João Salles – Baseado na análise de laudos técnicos, eu comprovei a existência da poluição.
Ciência e Cultura – Como funciona tecnicamente o processo de despoluição desses rios, de maneira geral? Além de descobrir a origem da contaminação o que mais é feito?
João Salles – Os passos para a despoluição de rios são: Análise físico-química e bacteriológica da água; identificação e corte das fontes de contaminação; identificação da população que se utiliza da água contaminada; classificação do rio segundo resolução CONAMA 357/05; caracterização dos contaminantes e suas concentrações na água; tecnologias a serem aplicadas para a despoluição e para eventual desintoxicação da população; monitoramento da despoluição do rio e das pessoas e finalmente restabelecimento dos padrões anteriores da qualidade da água e da qualidade de vida da população.
Ciência e Cultura – Como monitorar um rio considerado como ecossistema?
João Salles – O rio, como um “corpo d água”, possui um ecossistema aquático. É um estudo muito específico da zoo e da fitologia. Já um rio, como parte da bacia hidrográfica correspondente, faz parte de um ecossistema mais extenso, abrangendo fauna e vegetação, hidrologia, geohidrologia, climatologia, etc. Sendo assim, para se estudar e monitorar um ecossistema é necessário o trabalho multidisciplinar de vários especialistas.
Ciência e Cultura - Considerando que você foi o Supervisor das obras da Transposição do Rio São Francisco em 2008 e 2009 pelo MI, gostaria de saber: Quais os aspectos positivos e negativos desse projeto considerado “faraônico”?
João Salles – O aspecto positivo é que levará água para a população de 12 milhões de pessoas carentes do semiárido nordestino e, consequentemente saneamento básico e alimentos irrigados; quanto aos aspectos negativos, um deles é o seccionamento de ecossistemas da caatinga, pela presença de quilômetros de canais. Infrutiferamente se tentou utilizar passagens de fauna nos canais.
Ciência e Cultura - Ciro Gomes quando ainda era ministro da Integração Nacional assegurou que esse projeto é a garantia do abastecimento para 12 milhões de pessoas que vivem em pequenas, médias e grandes cidades. Alguns grupos afirmam que a transposição irá beneficiar principalmente a empresários e latifundiários.
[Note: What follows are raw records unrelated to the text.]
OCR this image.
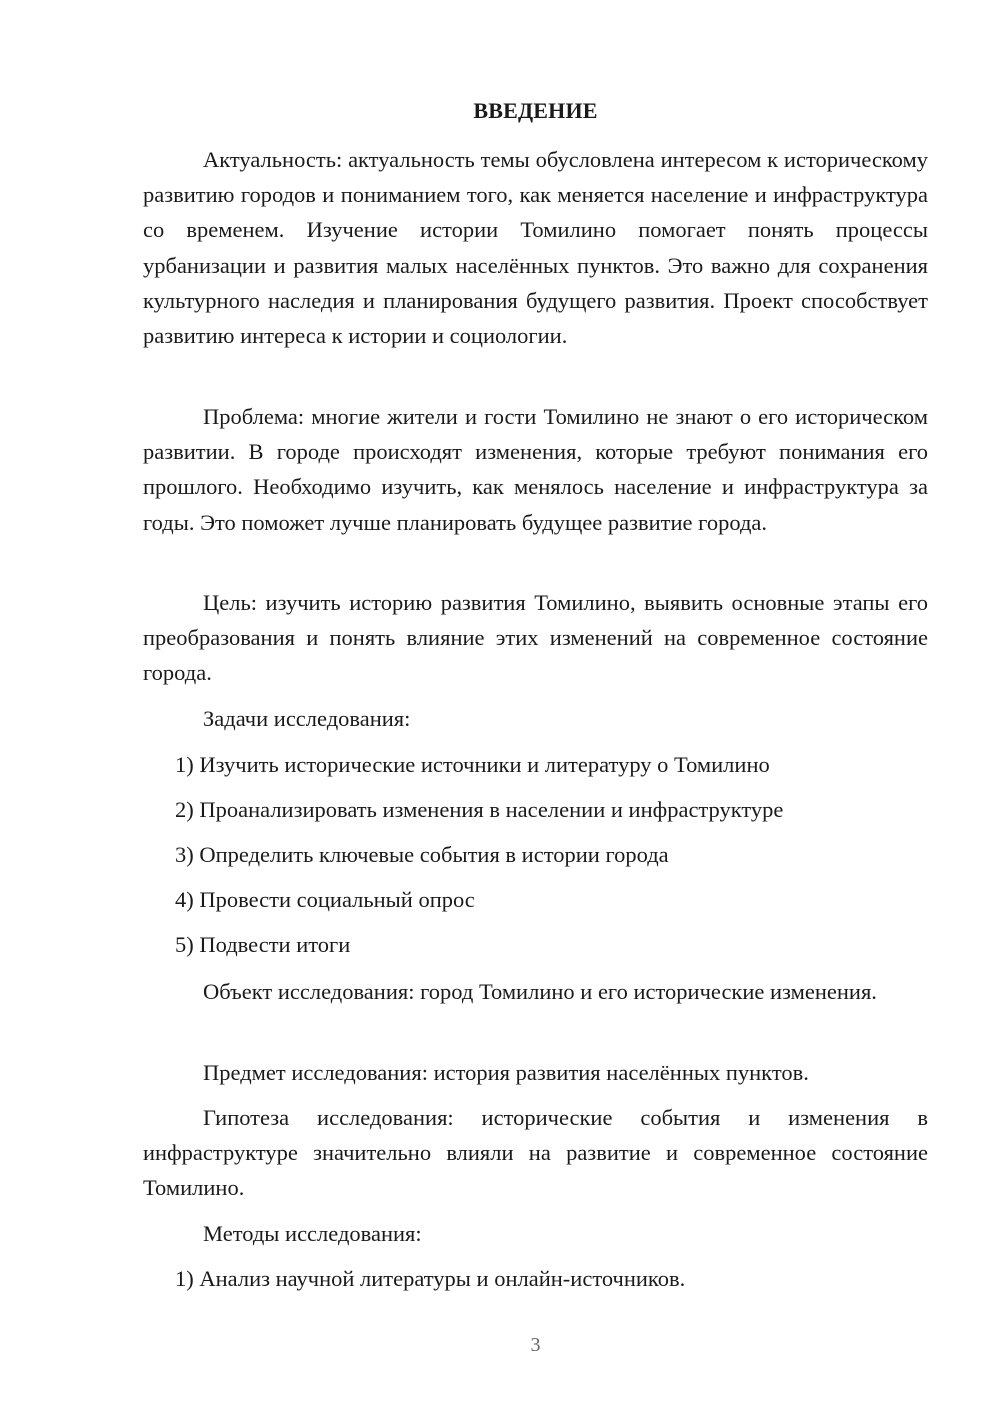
ВВЕДЕНИЕ

Актуальность: актуальность темы обусловлена интересом к историческому развитию городов и пониманием того, как меняется население и инфраструктура со временем. Изучение истории Томилино помогает понять процессы урбанизации и развития малых населённых пунктов. Это важно для сохранения культурного наследия и планирования будущего развития. Проект способствует развитию интереса к истории и социологии.

Проблема: многие жители и гости Томилино не знают о его историческом развитии. В городе происходят изменения, которые требуют понимания его прошлого. Необходимо изучить, как менялось население и инфраструктура за годы. Это поможет лучше планировать будущее развитие города.

Цель: изучить историю развития Томилино, выявить основные этапы его преобразования и понять влияние этих изменений на современное состояние города.

Задачи исследования:

1) Изучить исторические источники и литературу о Томилино

2) Проанализировать изменения в населении и инфраструктуре

3) Определить ключевые события в истории города

4) Провести социальный опрос

5) Подвести итоги

Объект исследования: город Томилино и его исторические изменения.

Предмет исследования: история развития населённых пунктов.

Гипотеза исследования: исторические события и изменения в инфраструктуре значительно влияли на развитие и современное состояние Томилино.

Методы исследования:

1) Анализ научной литературы и онлайн-источников.

3
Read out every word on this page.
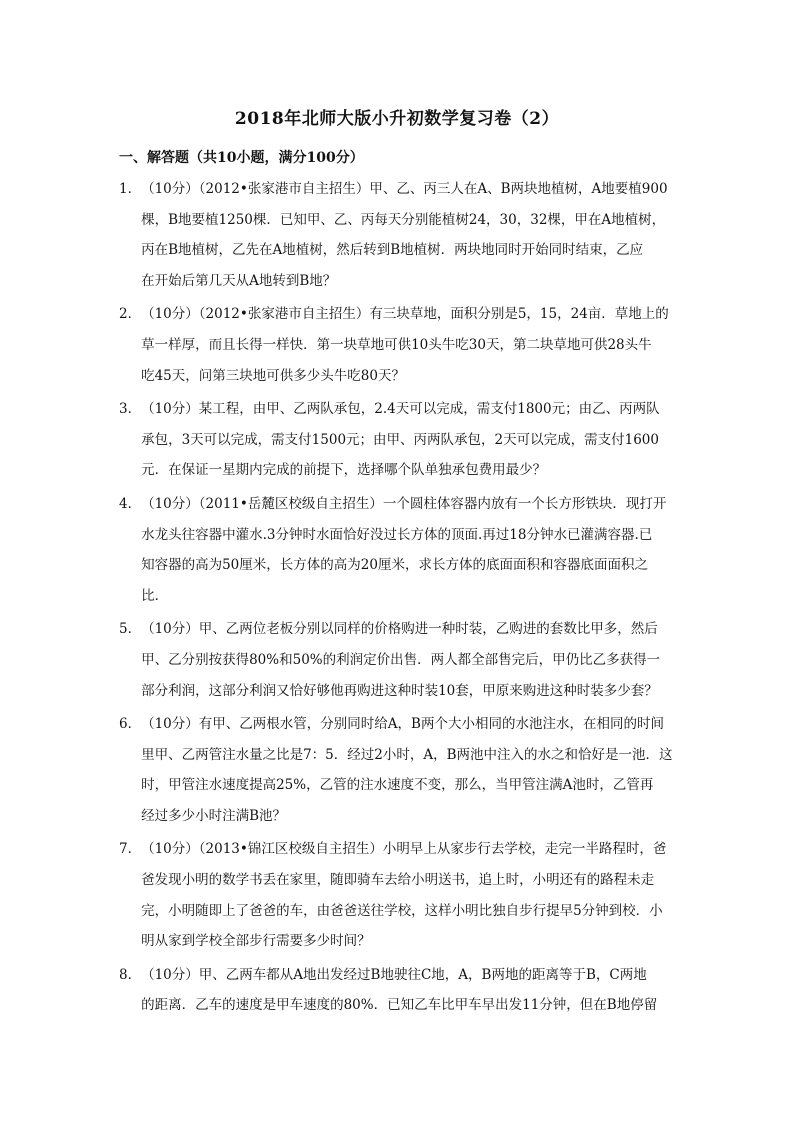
2018年北师大版小升初数学复习卷（2）
一、解答题（共10小题，满分100分）
1． （10分）（2012•张家港市自主招生）甲、乙、丙三人在A、B两块地植树，A地要植900
棵，B地要植1250棵．已知甲、乙、丙每天分别能植树24，30，32棵，甲在A地植树，
丙在B地植树，乙先在A地植树，然后转到B地植树．两块地同时开始同时结束，乙应
在开始后第几天从A地转到B地？
2． （10分）（2012•张家港市自主招生）有三块草地，面积分别是5，15，24亩．草地上的
草一样厚，而且长得一样快．第一块草地可供10头牛吃30天，第二块草地可供28头牛
吃45天，问第三块地可供多少头牛吃80天？
3． （10分）某工程，由甲、乙两队承包，2.4天可以完成，需支付1800元；由乙、丙两队
承包，3天可以完成，需支付1500元；由甲、丙两队承包，2天可以完成，需支付1600
元．在保证一星期内完成的前提下，选择哪个队单独承包费用最少？
4． （10分）（2011•岳麓区校级自主招生）一个圆柱体容器内放有一个长方形铁块．现打开
水龙头往容器中灌水.3分钟时水面恰好没过长方体的顶面.再过18分钟水已灌满容器.已
知容器的高为50厘米，长方体的高为20厘米，求长方体的底面面积和容器底面面积之
比．
5． （10分）甲、乙两位老板分别以同样的价格购进一种时装，乙购进的套数比甲多，然后
甲、乙分别按获得80%和50%的利润定价出售．两人都全部售完后，甲仍比乙多获得一
部分利润，这部分利润又恰好够他再购进这种时装10套，甲原来购进这种时装多少套？
6． （10分）有甲、乙两根水管，分别同时给A，B两个大小相同的水池注水，在相同的时间
里甲、乙两管注水量之比是7：5．经过2小时，A，B两池中注入的水之和恰好是一池．这
时，甲管注水速度提高25%，乙管的注水速度不变，那么，当甲管注满A池时，乙管再
经过多少小时注满B池？
7． （10分）（2013•锦江区校级自主招生）小明早上从家步行去学校，走完一半路程时，爸
爸发现小明的数学书丢在家里，随即骑车去给小明送书，追上时，小明还有的路程未走
完，小明随即上了爸爸的车，由爸爸送往学校，这样小明比独自步行提早5分钟到校．小
明从家到学校全部步行需要多少时间？
8． （10分）甲、乙两车都从A地出发经过B地驶往C地，A，B两地的距离等于B，C两地
的距离．乙车的速度是甲车速度的80%．已知乙车比甲车早出发11分钟，但在B地停留
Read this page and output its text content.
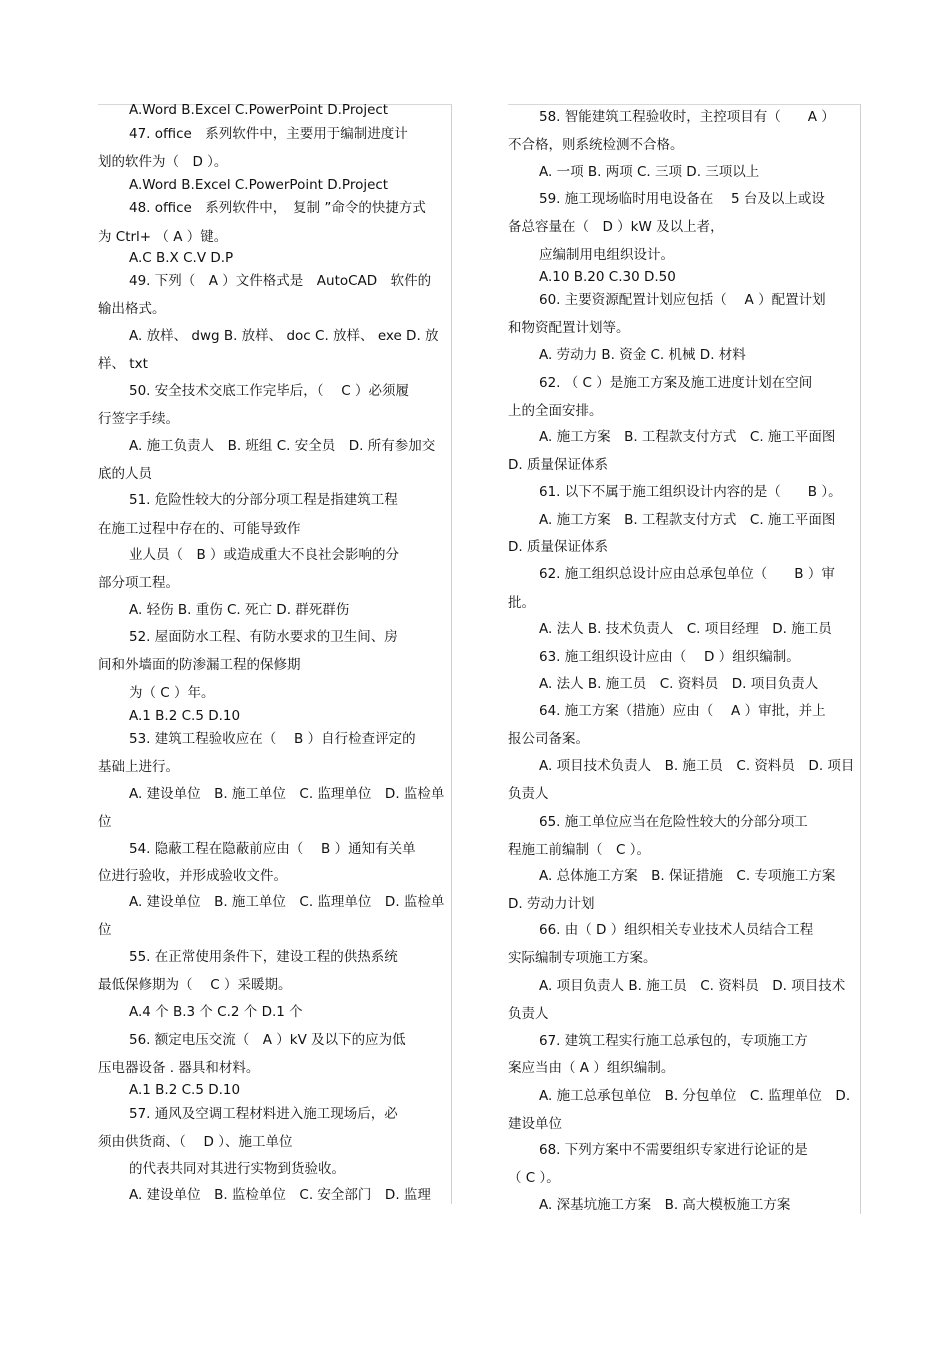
A.Word B.Excel C.PowerPoint D.Project
47. office　系列软件中，主要用于编制进度计
划的软件为（　D ）。
A.Word B.Excel C.PowerPoint D.Project
48. office　系列软件中，　复制 ”命令的快捷方式
为 Ctrl+ （ A ）键。
A.C B.X C.V D.P
49. 下列（　A ）文件格式是　AutoCAD　软件的
输出格式。
A. 放样、 dwg B. 放样、 doc C. 放样、 exe D. 放
样、 txt
50. 安全技术交底工作完毕后，（　 C ）必须履
行签字手续。
A. 施工负责人　B. 班组 C. 安全员　D. 所有参加交
底的人员
51. 危险性较大的分部分项工程是指建筑工程
在施工过程中存在的、可能导致作
业人员（　B ）或造成重大不良社会影响的分
部分项工程。
A. 轻伤 B. 重伤 C. 死亡 D. 群死群伤
52. 屋面防水工程、有防水要求的卫生间、房
间和外墙面的防渗漏工程的保修期
为（ C ）年。
A.1 B.2 C.5 D.10
53. 建筑工程验收应在（　 B ）自行检查评定的
基础上进行。
A. 建设单位　B. 施工单位　C. 监理单位　D. 监检单
位
54. 隐蔽工程在隐蔽前应由（　 B ）通知有关单
位进行验收，并形成验收文件。
A. 建设单位　B. 施工单位　C. 监理单位　D. 监检单
位
55. 在正常使用条件下，建设工程的供热系统
最低保修期为（　 C ）采暖期。
A.4 个 B.3 个 C.2 个 D.1 个
56. 额定电压交流（　A ）kV 及以下的应为低
压电器设备 . 器具和材料。
A.1 B.2 C.5 D.10
57. 通风及空调工程材料进入施工现场后，必
须由供货商、（　 D ）、施工单位
的代表共同对其进行实物到货验收。
A. 建设单位　B. 监检单位　C. 安全部门　D. 监理
58. 智能建筑工程验收时，主控项目有（　　A ）
不合格，则系统检测不合格。
A. 一项 B. 两项 C. 三项 D. 三项以上
59. 施工现场临时用电设备在　 5 台及以上或设
备总容量在（　D ）kW 及以上者，
应编制用电组织设计。
A.10 B.20 C.30 D.50
60. 主要资源配置计划应包括（　 A ）配置计划
和物资配置计划等。
A. 劳动力 B. 资金 C. 机械 D. 材料
62. （ C ）是施工方案及施工进度计划在空间
上的全面安排。
A. 施工方案　B. 工程款支付方式　C. 施工平面图
D. 质量保证体系
61. 以下不属于施工组织设计内容的是（　　B ）。
A. 施工方案　B. 工程款支付方式　C. 施工平面图
D. 质量保证体系
62. 施工组织总设计应由总承包单位（　　B ）审
批。
A. 法人 B. 技术负责人　C. 项目经理　D. 施工员
63. 施工组织设计应由（　 D ）组织编制。
A. 法人 B. 施工员　C. 资料员　D. 项目负责人
64. 施工方案（措施）应由（　 A ）审批，并上
报公司备案。
A. 项目技术负责人　B. 施工员　C. 资料员　D. 项目
负责人
65. 施工单位应当在危险性较大的分部分项工
程施工前编制（　C ）。
A. 总体施工方案　B. 保证措施　C. 专项施工方案
D. 劳动力计划
66. 由（ D ）组织相关专业技术人员结合工程
实际编制专项施工方案。
A. 项目负责人 B. 施工员　C. 资料员　D. 项目技术
负责人
67. 建筑工程实行施工总承包的，专项施工方
案应当由（ A ）组织编制。
A. 施工总承包单位　B. 分包单位　C. 监理单位　D.
建设单位
68. 下列方案中不需要组织专家进行论证的是
（ C ）。
A. 深基坑施工方案　B. 高大模板施工方案
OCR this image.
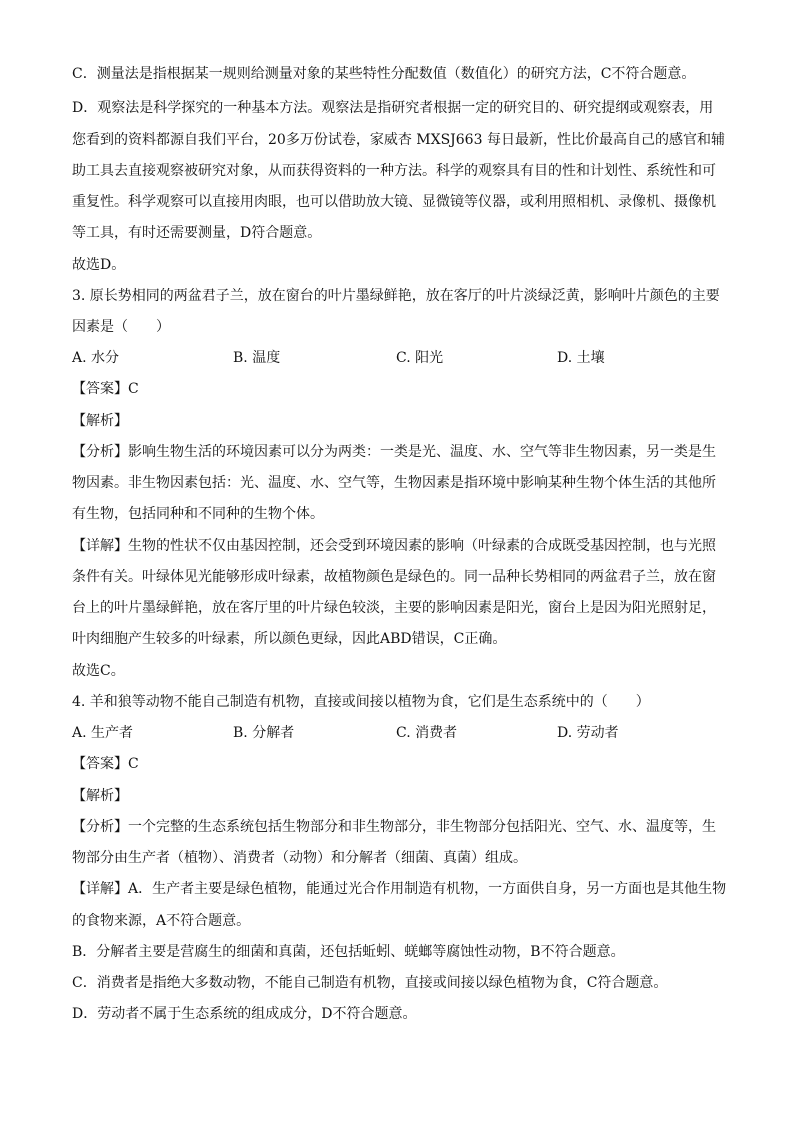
C．测量法是指根据某一规则给测量对象的某些特性分配数值（数值化）的研究方法，C不符合题意。
D．观察法是科学探究的一种基本方法。观察法是指研究者根据一定的研究目的、研究提纲或观察表，用
您看到的资料都源自我们平台，20多万份试卷，家威杏 MXSJ663 每日最新，性比价最高自己的感官和辅
助工具去直接观察被研究对象，从而获得资料的一种方法。科学的观察具有目的性和计划性、系统性和可
重复性。科学观察可以直接用肉眼，也可以借助放大镜、显微镜等仪器，或利用照相机、录像机、摄像机
等工具，有时还需要测量，D符合题意。
故选D。
3. 原长势相同的两盆君子兰，放在窗台的叶片墨绿鲜艳，放在客厅的叶片淡绿泛黄，影响叶片颜色的主要
因素是（　　）
A. 水分	B. 温度	C. 阳光	D. 土壤
【答案】C
【解析】
【分析】影响生物生活的环境因素可以分为两类：一类是光、温度、水、空气等非生物因素，另一类是生
物因素。非生物因素包括：光、温度、水、空气等，生物因素是指环境中影响某种生物个体生活的其他所
有生物，包括同种和不同种的生物个体。
【详解】生物的性状不仅由基因控制，还会受到环境因素的影响（叶绿素的合成既受基因控制，也与光照
条件有关。叶绿体见光能够形成叶绿素，故植物颜色是绿色的。同一品种长势相同的两盆君子兰，放在窗
台上的叶片墨绿鲜艳，放在客厅里的叶片绿色较淡，主要的影响因素是阳光，窗台上是因为阳光照射足，
叶肉细胞产生较多的叶绿素，所以颜色更绿，因此ABD错误，C正确。
故选C。
4. 羊和狼等动物不能自己制造有机物，直接或间接以植物为食，它们是生态系统中的（　　）
A. 生产者	B. 分解者	C. 消费者	D. 劳动者
【答案】C
【解析】
【分析】一个完整的生态系统包括生物部分和非生物部分，非生物部分包括阳光、空气、水、温度等，生
物部分由生产者（植物）、消费者（动物）和分解者（细菌、真菌）组成。
【详解】A．生产者主要是绿色植物，能通过光合作用制造有机物，一方面供自身，另一方面也是其他生物
的食物来源，A不符合题意。
B．分解者主要是营腐生的细菌和真菌，还包括蚯蚓、蜣螂等腐蚀性动物，B不符合题意。
C．消费者是指绝大多数动物，不能自己制造有机物，直接或间接以绿色植物为食，C符合题意。
D．劳动者不属于生态系统的组成成分，D不符合题意。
O que leva essas pessoas a acharem isso?
João Salles – A população de 123 milhões representa as pessoas direta e indiretamente beneficiadas pelo PISF, após a conclusão total de suas obras, prevista para aproximadamente 2014. É prioritário o atendimento das populações carentes da caatinga, porém também está previsto a implantação de empreendimentos hidroagrícolas que proporcionem a melhoria da economia da região, gerando mais emprego e renda. O PISF está sendo construído com dinheiro público, porém os custos para sua operação deverão vir dos investimentos feitos.
Ciência e Cultura - Esse projeto está avaliado em mais de R$ 4,5 bilhões. Em entrevista ao site Brasil de Fato, o bispo Dom Luiz Cappio disse que na própria Agência Nacional das Águas (ANA) existem projetos mais econômicos, mais funcionais e ecologicamente sustentáveis, “mas que o governo se nega a ouvir as próprias soluções que apresenta, porque está, infelizmente, comprometido com um pequeno grupo de elite”. Você tem conhecimento desses projetos? Você concorda com a afirmação de que, se não há poderia haver um projeto alternativo, que trouxesse resultados mais positivos para a população do Semi-Árido?
João Salles – O projeto executivo do PISF, tal como está sendo construído agora, é resultado do estudo de várias alternativas apresentadas ao longo dessas últimas décadas. O que pode ainda haver seriam projetos complementares. Os benefícios sociais e econômicos do PISF ultrapassam os custos de R$ 4 bilhões. Qualquer hidrelétrica de grande porte tem custos pouco superiores a esse e, no entanto, os benefícios não são tão superiores ao do PISF, socialmente falando.